The same might be said of “human error,” which presupposes its own standard of judgment: error-free robots. True, people make imperfect cashiers, drivers and administrators. We mistype orders; we run red lights.
We also show up late to work because a child is sick, because we forgot to set an alarm, because we stayed up partying the night before. Each of these reflects a choice we might make: To put our children ahead of our jobs. To forgive ourselves a character flaw. To indulge in vices perhaps we shouldn’t. Every one is part of the soaring glory of being human, with all the exasperating effects and limitations. But this is a feature, not a flaw. No human taint inheres in the occasional failure of judgment. We remake our lives each day, acting on values, priorities and fondest wishes—and then upend it all tomorrow by changing our minds.
The past decade has brought remarkable change. The internet soaks us daily with unimaginable floods of information. I no longer worry about navigating the streets of unfamiliar cities, and I can rely on Google to translate foreign text. Automated bill payment feels like a dream. Online shopping is nothing short of a miracle; even the thought of scraping hangers across a rack now makes me reach for an aspirin.
But I’ve also learned to scan my own airplane ticket and check out my own groceries.
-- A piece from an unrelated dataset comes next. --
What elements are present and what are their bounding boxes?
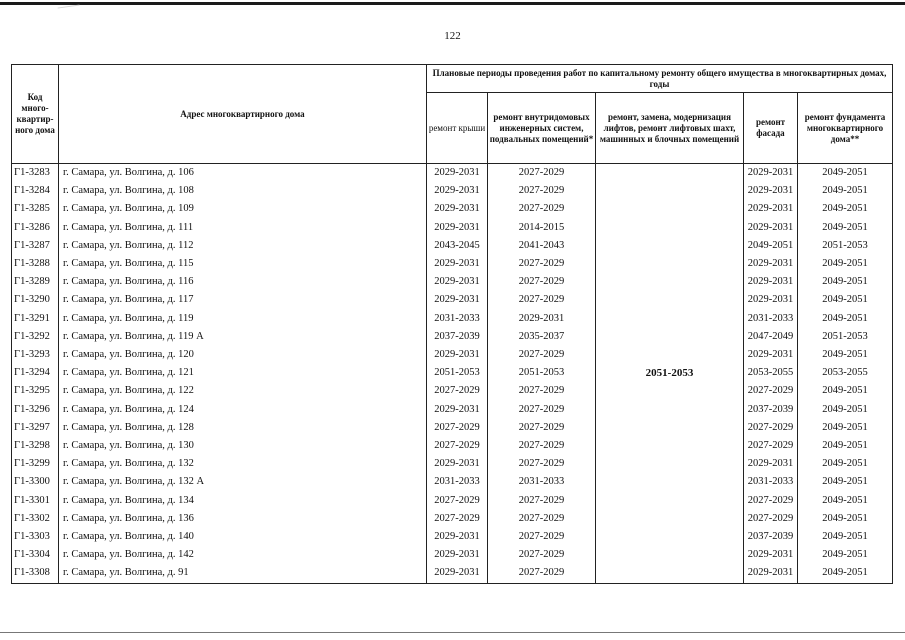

I’ve been harassed by numberless robocalls. Now I’ve rung up myself at kosher McDonald’s. Most of these tasks I’ve dispatched poorly—and always with pique. None have I enjoyed. Worse, I’ve watched elderly and disabled people struggle to manage them, in the absence of sympathetic human help.
This isn’t a “fault” of the robots, exactly, but it also isn’t a “fault” of humans to want a little empathy. Whenever I stumble at these tasks, as I did most recently at the “smart” border control in Toronto’s Pearson Airport, some employee on the verge of being supplanted by an AI-enhanced screen hustles over to tell me I’m “doing it wrong.” As if I were the airport’s idiotic new hire instead of its customer.
Kiosks will be great at fast-food restaurants, the L.A. software exec assured me, because “you can just click on the things that you want, and you get your order, and from a manager’s standpoint, that’s so much easier than a human being that sometimes doesn’t show up, sometimes shows up late, sometimes has attitude, now has a much higher minimum salary.”
He’s probably right. Not everyone heads to McDonald’s for the repartee. But Americans didn’t used to see everything from the perspective of managers, to say nothing of the tech barons whose devices now herd, tag, censor and track people like packages. We once saw things from the perspective of the consumer. Businesses insisted that “the customer is always right.” Antitrust laws blocked monopolies for the “benefit of consumers.”
Aristotle called man a “social animal,” and the titans of Facebook , Instagram and Twitter have capitalized on that trait. But we’re subjective creatures, too. We like to know that the people on the other side have some idea of the situation we’re in, and that they might, knowing this, offer the smile or suggestion we were hoping for. We’re really good at that.